As if he knew I’d need him, my father already stood close to me in the water. He immediately grabbed me in his arms. My eyes faced the ocean as I rested my head on his shoulder. He walked up the beach past damaged sandcastles and empty soda cans. He kept me close to his body. As I held my own hand, I felt soft vibrations of laughter coming from somewhere deep within him. He said, It won’t hurt for long, and I let his thin pulses of contentment carry me all the way back.

The boat sways to and fro and to again as we stand on opposite ends, my father between us.

Laurence Yates is what’s in the box, I say.

The man walks forward slowly, boots thumping against the floor of the boat. You’re spreading his ashes, he says.

I nod because if I try to talk I’ll choke. The words will get lost, more lost than me maybe. I’ve spent the past four years playing the part of successful son. Truth is, I don’t know why I button my shirt every morning.

I look out at where I imagine the center of Lake Michigan rests. The man sees what’s in my eyes welling up, and I stretch the fishing line firm.

I can help you, he says. I can help you get anywhere on this lake. His eyes and mouth open at once and he says, exasperated, that he thinks I’m it. I’m what he’s been looking for out here.

My muscles relax as I consider the possibility. It feels good, having someone need you. Has my father been the one to play me for a fool this whole time? I thought he trusted me. I thought he trusted me to come out here on my own, to reach the middle of Lake Michigan, to face the cold—all for him. Why would he send me on an impossible task?
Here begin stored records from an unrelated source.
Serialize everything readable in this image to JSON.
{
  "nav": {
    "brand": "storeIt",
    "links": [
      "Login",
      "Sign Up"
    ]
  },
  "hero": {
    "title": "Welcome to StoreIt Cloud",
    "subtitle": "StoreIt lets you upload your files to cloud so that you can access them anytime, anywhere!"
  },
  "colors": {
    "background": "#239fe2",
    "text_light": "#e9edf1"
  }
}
I throw the fishing rod down and run to him. My thoughts start to form a larger thought, one I hope will make sense of things. I peek into the shoebox because it feels like the right thing to do. Maybe staring at the ashes will help. When I look inside, I feel no emotional attachment to him, to them: the black remains. I walk to the side of the sailboat and balance the box on the rail. If it just teetered the wrong way, it could all be over.

Then I think of the man on the boat, how I’m the thing he’s been looking for. If I give up now, he’ll have no one else to help. I can offer him closure, and him, me. I turn my head and watch as the man stares at the setting sun. Tonight we could be co-captains.
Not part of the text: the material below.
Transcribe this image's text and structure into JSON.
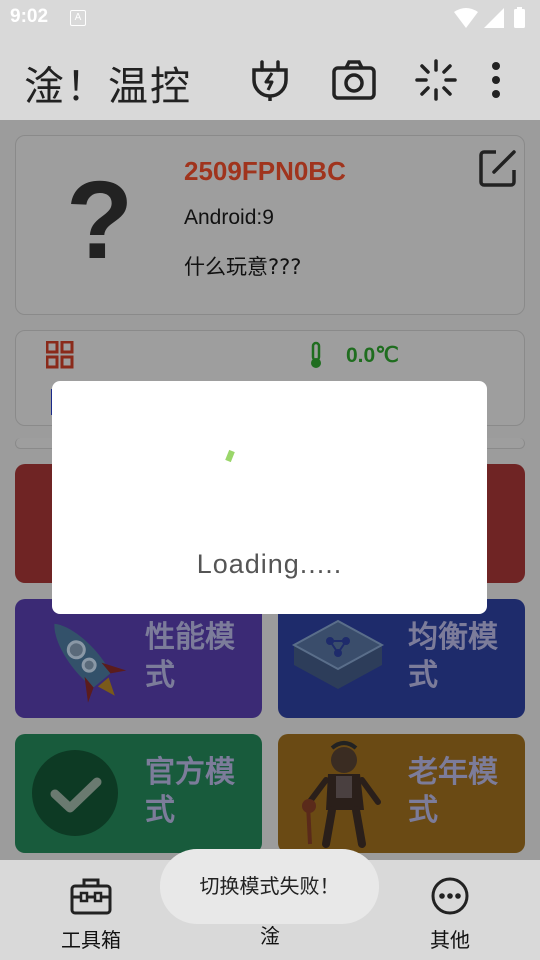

I face the stern and get ready to carry out my original plan. I will deliver the ashes on my own terms, proving to myself that I can while giving the man on the boat the adventure he has been searching for.
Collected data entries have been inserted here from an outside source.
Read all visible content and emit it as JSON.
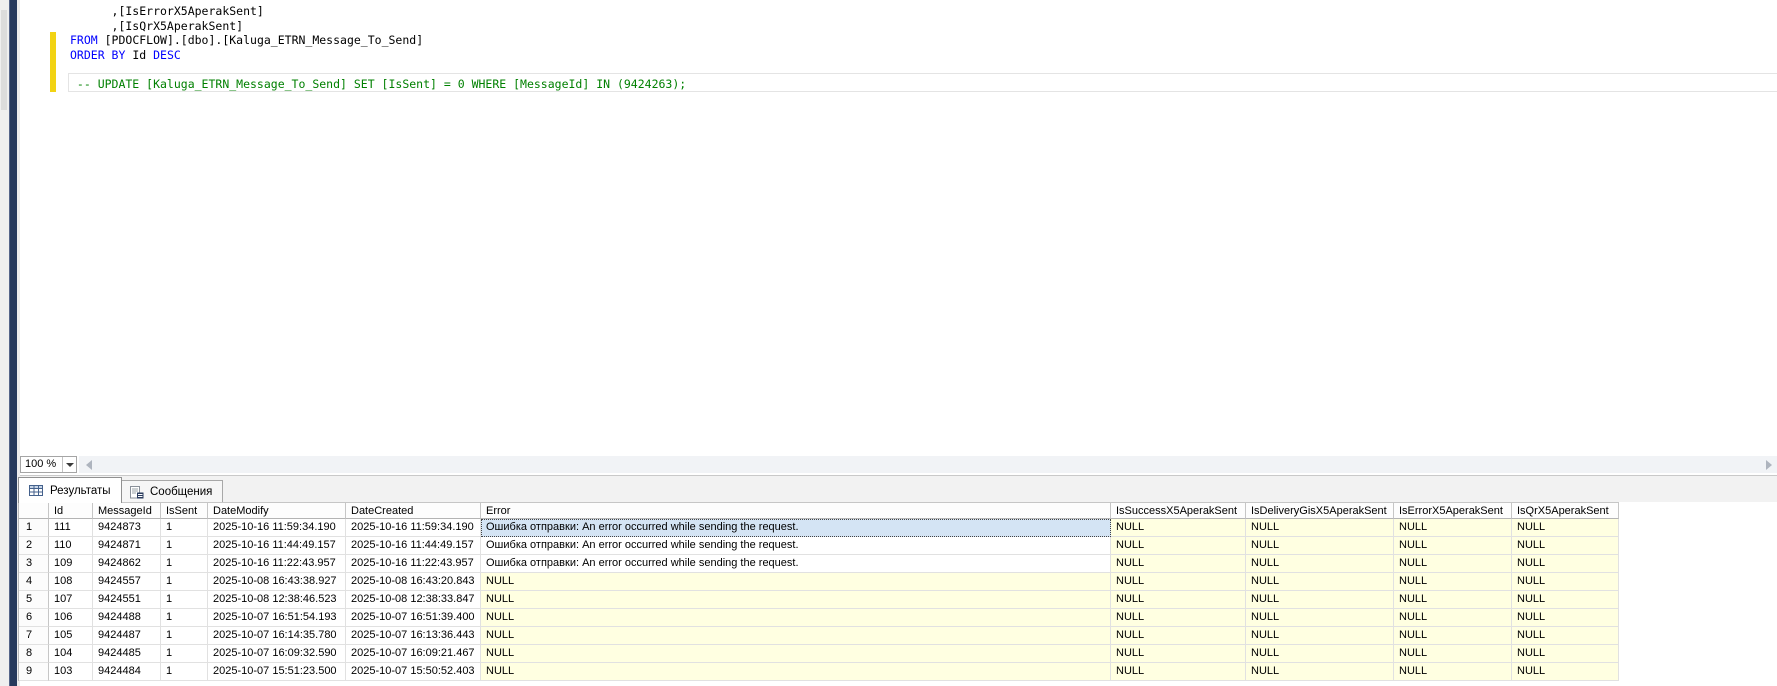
{
  "colors": {
    "keyword": "#0000ff",
    "comment": "#008000",
    "identifier": "#000000",
    "null_cell_bg": "#ffffe1",
    "selected_cell_bg": "#d4e4f4",
    "change_bar_yellow": "#f2d313",
    "navy_rail": "#26395c"
  },
  "editor": {
    "zoom_value": "100 %",
    "lines": [
      {
        "segments": [
          {
            "t": "      ,[IsErrorX5AperakSent]",
            "c": "identifier"
          }
        ]
      },
      {
        "segments": [
          {
            "t": "      ,[IsQrX5AperakSent]",
            "c": "identifier"
          }
        ]
      },
      {
        "segments": [
          {
            "t": "FROM",
            "c": "keyword"
          },
          {
            "t": " [PDOCFLOW].[dbo].[Kaluga_ETRN_Message_To_Send]",
            "c": "identifier"
          }
        ]
      },
      {
        "segments": [
          {
            "t": "ORDER BY",
            "c": "keyword"
          },
          {
            "t": " Id ",
            "c": "identifier"
          },
          {
            "t": "DESC",
            "c": "keyword"
          }
        ]
      },
      {
        "segments": []
      },
      {
        "segments": [
          {
            "t": " -- UPDATE [Kaluga_ETRN_Message_To_Send] SET [IsSent] = 0 WHERE [MessageId] IN (9424263);",
            "c": "comment"
          }
        ],
        "current_line": true
      }
    ]
  },
  "results_panel": {
    "tabs": [
      {
        "label": "Результаты",
        "icon": "results-grid-icon",
        "selected": true
      },
      {
        "label": "Сообщения",
        "icon": "messages-icon",
        "selected": false
      }
    ],
    "grid": {
      "columns": [
        "",
        "Id",
        "MessageId",
        "IsSent",
        "DateModify",
        "DateCreated",
        "Error",
        "IsSuccessX5AperakSent",
        "IsDeliveryGisX5AperakSent",
        "IsErrorX5AperakSent",
        "IsQrX5AperakSent"
      ],
      "error_message": "Ошибка отправки: An error occurred while sending the request.",
      "selected_cell": {
        "row": 0,
        "col": 6
      },
      "rows": [
        [
          "1",
          "111",
          "9424873",
          "1",
          "2025-10-16 11:59:34.190",
          "2025-10-16 11:59:34.190",
          "Ошибка отправки: An error occurred while sending the request.",
          "NULL",
          "NULL",
          "NULL",
          "NULL"
        ],
        [
          "2",
          "110",
          "9424871",
          "1",
          "2025-10-16 11:44:49.157",
          "2025-10-16 11:44:49.157",
          "Ошибка отправки: An error occurred while sending the request.",
          "NULL",
          "NULL",
          "NULL",
          "NULL"
        ],
        [
          "3",
          "109",
          "9424862",
          "1",
          "2025-10-16 11:22:43.957",
          "2025-10-16 11:22:43.957",
          "Ошибка отправки: An error occurred while sending the request.",
          "NULL",
          "NULL",
          "NULL",
          "NULL"
        ],
        [
          "4",
          "108",
          "9424557",
          "1",
          "2025-10-08 16:43:38.927",
          "2025-10-08 16:43:20.843",
          "NULL",
          "NULL",
          "NULL",
          "NULL",
          "NULL"
        ],
        [
          "5",
          "107",
          "9424551",
          "1",
          "2025-10-08 12:38:46.523",
          "2025-10-08 12:38:33.847",
          "NULL",
          "NULL",
          "NULL",
          "NULL",
          "NULL"
        ],
        [
          "6",
          "106",
          "9424488",
          "1",
          "2025-10-07 16:51:54.193",
          "2025-10-07 16:51:39.400",
          "NULL",
          "NULL",
          "NULL",
          "NULL",
          "NULL"
        ],
        [
          "7",
          "105",
          "9424487",
          "1",
          "2025-10-07 16:14:35.780",
          "2025-10-07 16:13:36.443",
          "NULL",
          "NULL",
          "NULL",
          "NULL",
          "NULL"
        ],
        [
          "8",
          "104",
          "9424485",
          "1",
          "2025-10-07 16:09:32.590",
          "2025-10-07 16:09:21.467",
          "NULL",
          "NULL",
          "NULL",
          "NULL",
          "NULL"
        ],
        [
          "9",
          "103",
          "9424484",
          "1",
          "2025-10-07 15:51:23.500",
          "2025-10-07 15:50:52.403",
          "NULL",
          "NULL",
          "NULL",
          "NULL",
          "NULL"
        ]
      ]
    }
  }
}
I reach for my father, but a small wave crashes into the side of the boat and it wobbles. He’s already falling, spilling out of the box and into the cold air. I act without thinking and jump after him. The water chills my skin as I break the surface. I sputter and cough and wade, trying to stay afloat. I accidentally swallow a mouthful of ashes. I look around. The water is dark, thick with remains. It feels warm now. In the tussle I realize that I’ve pissed my slacks, and the urine has spread out around me.

I look up at the man on the boat, who looks down at me. We’re only fifty feet from one another, but the distance seems immeasurable. I struggle to breathe. Over the noise of the waves and the thin whistle of wind above water, I hear the soft rumblings of something else, something deeper—something like laughter.